Thursday, May 17, 2007

The Smallest Town in the Universe

My theory, as I've said before, is that really, only 400 people live in this town. There's some secret casting agency somewhere that cycles in about 150 or so extras in the background to mix up the scene a bit, but the main cast is 400. That theory is proven every day, but especially yesterday...

Started out by stopping by my fave store, Apres Peau. If you didn't get to stop by the bookstore last night, they still have a few copies of Hugh Newell Jacobsen's book available. And if you see some calligraphy around the store, that's mine! (couldn't afford a calligrapher when I got married eons ago, so I became one). And, on another side note, if Politics and Prose is out of signed copies of Momzillas, there are still a few left at Borders at the Biltmore Fashion Park in Phoenix, and they will ship!

...but I digress. Anyway, headed to lunch with a fabulous editor-just really cool, smart, just dig her. Turns out that we have a lot in common--she is friendly with the greatest stationer of all time, my great friend Nick at R. Nichols, went to high school across the street from the restaurant where I worked all through college and knows all of the kids I used to manage, just lots of funny random things like that. Had a great time.

We lunched at Mio, which opened on Vermont-yesterday was its first day for lunch. The decor: beautiful. The food: meh. Server not so overly well trained, the first three things we asked for were not available, the dessert was, well, kind of gross. It was their first day, so I will cut them a bit of slack on most, but don't know if I'll go back for a while.

Walking out of the restaurant, I bumped into three of my favorite women from the job I left just a few months ago. I was just down the street from my old office, so not entirely a fluke, but still. The people I worked with were phenomenal--smart, hilarious, cool co-workers all, but I don't miss it the job itself, not even a little bit. They said that they were just talking about the fact that they missed having me around--they may have just been saying that to be nice, but it still made me a little happy inside nonetheless.

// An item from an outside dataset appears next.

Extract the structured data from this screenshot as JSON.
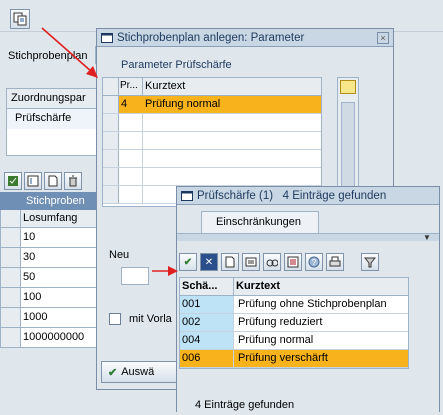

Next, a flurry of racing around, traffic, picking up my big boy three year old (!) son-seriously, where have THREE YEARS gone?, then off to the Poste party--client was one of the sponsors. Hung out with some more favorite peeps--some hostesses from my Marimekko event last week, some more just way cool editors and their bfs, and the most hilarious publisher of all time, Peter Abrahams. Such a good guy. Such a smartass. The rain didn't keep the crowds away at all--it was a great bunch.

Next, off to the CF party at Ceviche in Silver Spring. The Shues: both just as good looking in person. Was dying to meet Andrew, but knew that I would be all Melrose-Place-blathery, so didn't bother. While chatting with some peeps, a woman joined the conversation. She started talking about data--I'm one of those weirdos who Just. Loves. Data. Number crunching makes me ohsoveryhappy. Strategic analysis? Sends me over the moon.

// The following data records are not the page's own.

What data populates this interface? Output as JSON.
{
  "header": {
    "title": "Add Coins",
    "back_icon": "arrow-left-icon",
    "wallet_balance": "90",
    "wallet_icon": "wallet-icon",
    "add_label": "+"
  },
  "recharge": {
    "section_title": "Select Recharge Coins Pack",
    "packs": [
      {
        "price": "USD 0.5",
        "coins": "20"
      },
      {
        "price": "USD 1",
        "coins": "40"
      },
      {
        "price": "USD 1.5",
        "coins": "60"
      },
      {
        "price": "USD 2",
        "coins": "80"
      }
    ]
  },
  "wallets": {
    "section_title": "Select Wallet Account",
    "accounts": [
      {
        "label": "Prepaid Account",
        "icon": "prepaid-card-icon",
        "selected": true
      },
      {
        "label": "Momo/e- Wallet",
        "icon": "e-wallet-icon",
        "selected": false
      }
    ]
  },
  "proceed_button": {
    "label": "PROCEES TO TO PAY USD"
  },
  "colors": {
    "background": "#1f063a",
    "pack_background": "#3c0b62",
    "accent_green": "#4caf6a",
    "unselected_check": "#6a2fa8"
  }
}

Anyway, she dropped the fact that she works for a huge company known for their statistical analysis. It was a few cocktails into the evening, but the name still rang familiar. Then it dawned on me: that was my old company (they've changed their name) that I left just last July. She worked on my old events, I think she may even be in my old office. I was at Ceviche in Silver Spring, and my old office was in Chantilly, VA, so that was just the strangest coincidence of the evening.

Party started clearing out, so off I headed, down East-West, back to my little house, soon to be a slightly bigger house once our renovation is done (maybe 2 weeks!). Tucked in my little sweet baby boy, knowing that it was a futile effort--ever since he was born and he was like Houdini getting out of his swaddling, he's hated being confined, hated being told what to do. No idea where he gets that at all (coughcough).

Then off to sleep, on to my next day, my next big adventure. I love my job.